I nodded, and I began to think about preparing myself - as well as mentally, to deal with other guests who would question who I was - - rather I was ready Daddy? Moreover, of the many invited guests, there will surely be guests who recognize my face - the face of Kejora, the lover of Gibran Aditama who died seventeen years ago. Or those who do not know that my mother is dead, they will wonder, how can the Kejora survive so easily? Or maybe someone thinks that Daddy and Kejora are married and gave birth to a child whose face is very similar to that of the mother. And more horribly, those who know nothing, may think - plus judge: that I am the figure of a young woman teasing a lonely om-om.


Oh my God, I can't stop thinking about that. I'm not sure Daddy's friends know about Daddy's seventeen-year life, let alone about me being the foster kid. The proof, when Oom Hendri first saw me, was that he was shocked to death, as if he had seen the Kejora that was now alive again.


And that night, I was trying to relax in front of Daddy, like I wasn't thinking about the party.

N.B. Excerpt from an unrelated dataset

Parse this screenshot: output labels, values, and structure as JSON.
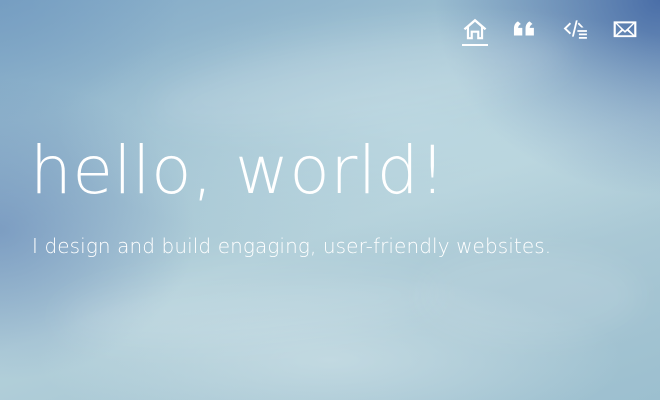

But after I was alone in the room, it made it hard for me to sleep. However, I am only a seventeen-year-old girl who has not eaten much salt acid, and the bitter tingling of life. I was so afraid of being the spectacle and talk of the people at the party. What should I do?


The answer lies with myself. I took a deep breath and said, "Whatever happens later, whatever the judgment of others, is up. Face the world without fear. This is an era where women need to be tough. Tears may flow, the heart may feel pain, fate may feel bad, but you must not fall. Everything's gonna be fine. Aamiin's."